Le scénario est simple. Un médecin reçoit un patient, active un assistant IA qui transcrit et résume la consultation en temps réel, puis retrouve dans le compte-rendu généré automatiquement une mention de douleur thoracique que le patient n'a jamais signalée. Ou un antécédent de diabète de type 2 sorti de nulle part. Ou une prescription d'un médicament qui n'a pas été évoqué.
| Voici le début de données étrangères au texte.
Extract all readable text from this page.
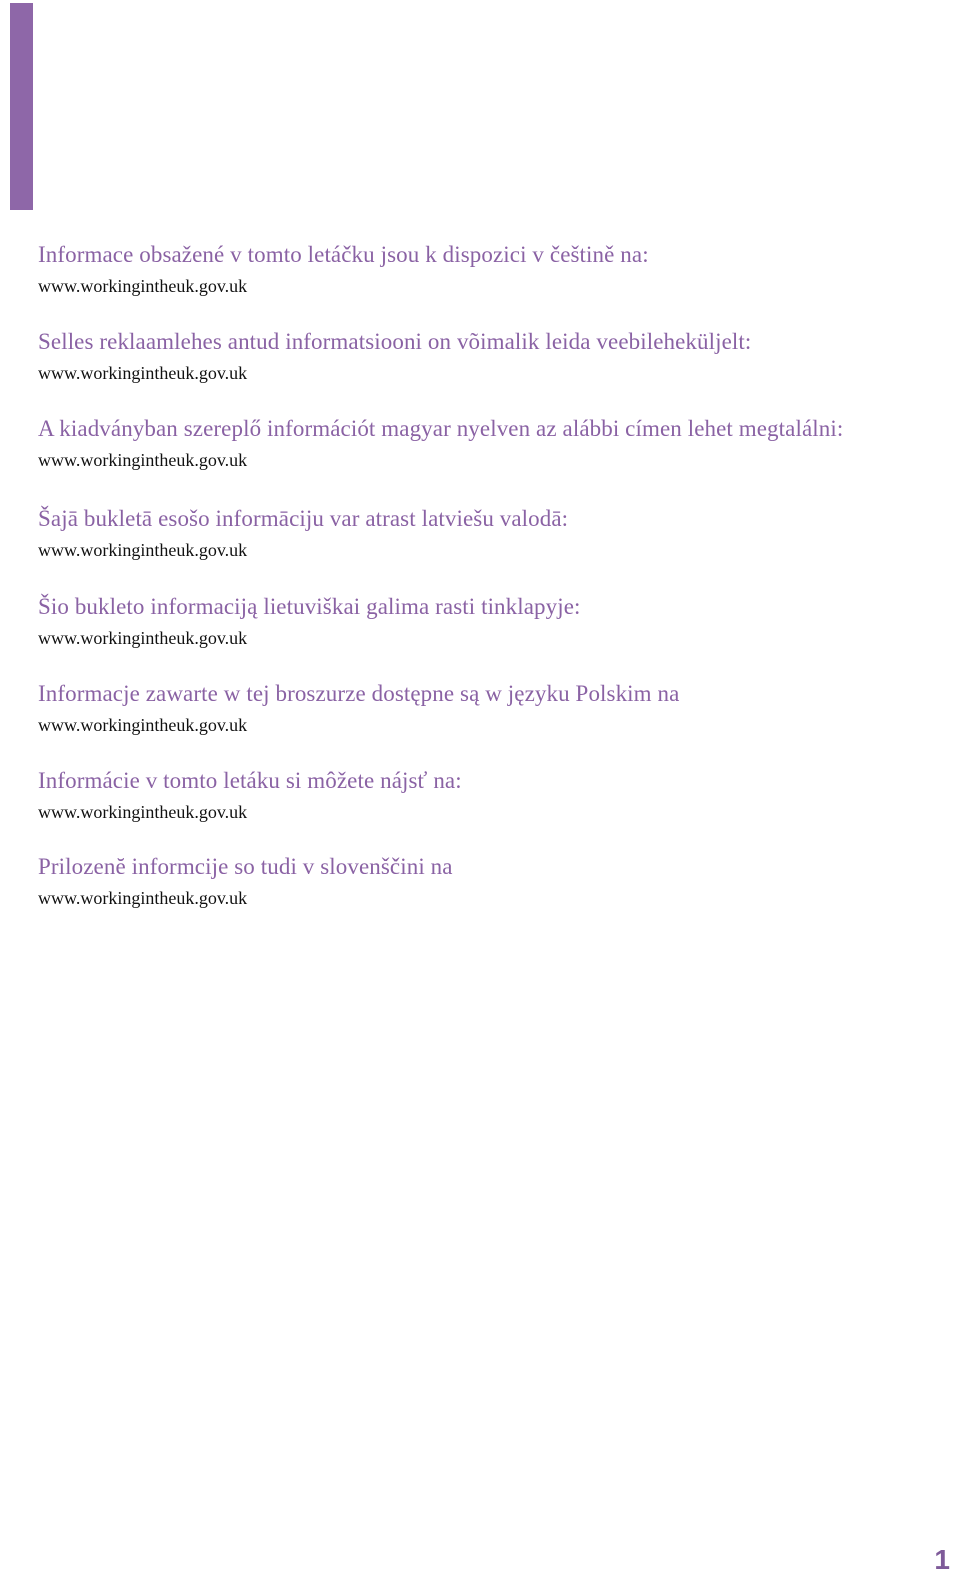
Informace obsažené v tomto letáčku jsou k dispozici v češtině na:
www.workingintheuk.gov.uk
Selles reklaamlehes antud informatsiooni on võimalik leida veebileheküljelt:
www.workingintheuk.gov.uk
A kiadványban szereplő információt magyar nyelven az alábbi címen lehet megtalálni:
www.workingintheuk.gov.uk
Šajā bukletā esošo informāciju var atrast latviešu valodā:
www.workingintheuk.gov.uk
Šio bukleto informaciją lietuviškai galima rasti tinklapyje:
www.workingintheuk.gov.uk
Informacje zawarte w tej broszurze dostępne są w języku Polskim na
www.workingintheuk.gov.uk
Informácie v tomto letáku si môžete nájsť na:
www.workingintheuk.gov.uk
Prilozenĕ informcije so tudi v slovenščini na
www.workingintheuk.gov.uk
1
Ce n'est pas un cas isolé repéré par un chercheur en labo. Des médecins généralistes et spécialistes aux États-Unis rapportent des hallucinations récurrentes dans les résumés produits par des outils comme Nuance DAX Copilot de Microsoft, Abridge ou Nabla — trois plateformes qui traitent aujourd'hui des millions de consultations. Des praticiens ont commencé à documenter publiquement les erreurs, photos d'écran à l'appui.

Le résumé plus confiant que le médecin

Le problème est structurel. Ces systèmes ne se contentent pas de transcrire. Ils interprètent, synthétisent, reformulent. Quand un patient dit « j'ai mal au ventre depuis quelques jours », l'IA peut décider d'enrichir la note avec un diagnostic différentiel plausible, ou inférer un lien avec un traitement mentionné trois consultations plus tôt — parfois à tort. Le modèle de langage fait ce pour quoi il est conçu : compléter une séquence de manière statistiquement vraisemblable. La vraisemblance médicale et la vérité clinique ne sont pas la même chose.

Un dermatologue du Massachusetts a raconté avoir trouvé dans un résumé généré par IA la mention d'une biopsie qu'il n'avait jamais réalisée. Le compte-rendu précisait le type de lésion, sa localisation, et recommandait un suivi. Tout était faux. Le patient n'avait consulté que pour un renouvellement d'ordonnance.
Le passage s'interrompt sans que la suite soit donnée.